Peierls-like distortion drives anion ordering in rutile TiOF

Using first principles density functional theory calculations, we examine the effect of multiple anions on the Peierls distortion in rutile compounds with the oxyfluoride TiOF. We use a structure enumeration approach and obtain the ground state for TiOF and identify the driving force behind the experimentally observed two-dimensional chemical ordering along rutile (110) planes. We find that the anion bridge connecting adjacent edge-shared octahedra comprises like atoms with an –O-O/F-F/O-O/F-F– pattern along the rutile [001] direction and a Peierls-like distortion leading to the formation of a singlet state.
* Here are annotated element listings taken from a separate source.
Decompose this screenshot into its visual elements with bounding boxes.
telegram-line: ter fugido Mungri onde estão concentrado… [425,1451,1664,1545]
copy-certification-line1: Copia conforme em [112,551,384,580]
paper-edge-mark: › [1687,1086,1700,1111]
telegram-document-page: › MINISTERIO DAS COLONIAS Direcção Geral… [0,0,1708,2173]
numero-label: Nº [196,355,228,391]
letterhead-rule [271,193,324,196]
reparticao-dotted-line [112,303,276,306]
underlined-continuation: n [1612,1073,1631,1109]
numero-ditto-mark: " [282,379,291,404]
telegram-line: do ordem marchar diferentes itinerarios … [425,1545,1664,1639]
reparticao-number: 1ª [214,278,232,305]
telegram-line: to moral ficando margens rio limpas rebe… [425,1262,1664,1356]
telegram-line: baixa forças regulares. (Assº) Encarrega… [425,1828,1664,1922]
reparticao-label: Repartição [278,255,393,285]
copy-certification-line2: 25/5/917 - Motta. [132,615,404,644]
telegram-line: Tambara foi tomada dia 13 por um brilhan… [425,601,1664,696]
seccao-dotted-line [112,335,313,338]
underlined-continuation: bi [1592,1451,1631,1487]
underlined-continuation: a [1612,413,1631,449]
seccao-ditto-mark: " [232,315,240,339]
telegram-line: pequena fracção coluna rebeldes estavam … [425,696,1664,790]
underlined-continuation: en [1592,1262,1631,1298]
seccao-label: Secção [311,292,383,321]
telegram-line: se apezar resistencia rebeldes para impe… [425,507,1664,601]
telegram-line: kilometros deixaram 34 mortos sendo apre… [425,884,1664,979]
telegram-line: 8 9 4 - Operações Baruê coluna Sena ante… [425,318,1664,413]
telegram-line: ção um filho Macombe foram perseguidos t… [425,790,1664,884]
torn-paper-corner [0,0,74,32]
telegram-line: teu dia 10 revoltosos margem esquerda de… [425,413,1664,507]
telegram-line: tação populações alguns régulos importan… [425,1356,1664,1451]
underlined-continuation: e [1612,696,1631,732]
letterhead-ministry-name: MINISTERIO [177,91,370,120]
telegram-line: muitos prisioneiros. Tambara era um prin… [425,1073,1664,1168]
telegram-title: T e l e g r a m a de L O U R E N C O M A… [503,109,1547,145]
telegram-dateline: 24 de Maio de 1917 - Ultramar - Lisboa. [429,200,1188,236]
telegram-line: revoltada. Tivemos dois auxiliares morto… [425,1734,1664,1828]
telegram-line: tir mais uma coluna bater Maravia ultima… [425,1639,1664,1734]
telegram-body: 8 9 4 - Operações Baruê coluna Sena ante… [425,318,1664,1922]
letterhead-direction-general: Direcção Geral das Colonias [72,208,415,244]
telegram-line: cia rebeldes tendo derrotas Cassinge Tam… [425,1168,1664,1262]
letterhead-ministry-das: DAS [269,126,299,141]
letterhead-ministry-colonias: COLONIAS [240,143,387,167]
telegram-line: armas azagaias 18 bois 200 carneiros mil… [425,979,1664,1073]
This anion ordering arising from the competition between electrostatic interactions from the Ti-F cation-anion pairs and the tendency of the d¹ Ti³⁺ cation to form a metallic Ti-Ti dimer. We find that the addition of strong on-site Coulombic interactions suppresses the formation of the singlet state. By increasing the correlation strength, we uncover two first-order phase transitions: first, from a nonmagnetic insulator to a ferromagnetic half-metal, and then second to a ferromagnetic Mott insulator. Our work shows that anion ordering in oxyfluorides can be driven by cation-cation interactions, enabling design of ordered heteroanionic materials exhibiting collective phenomena through cation sublattice control.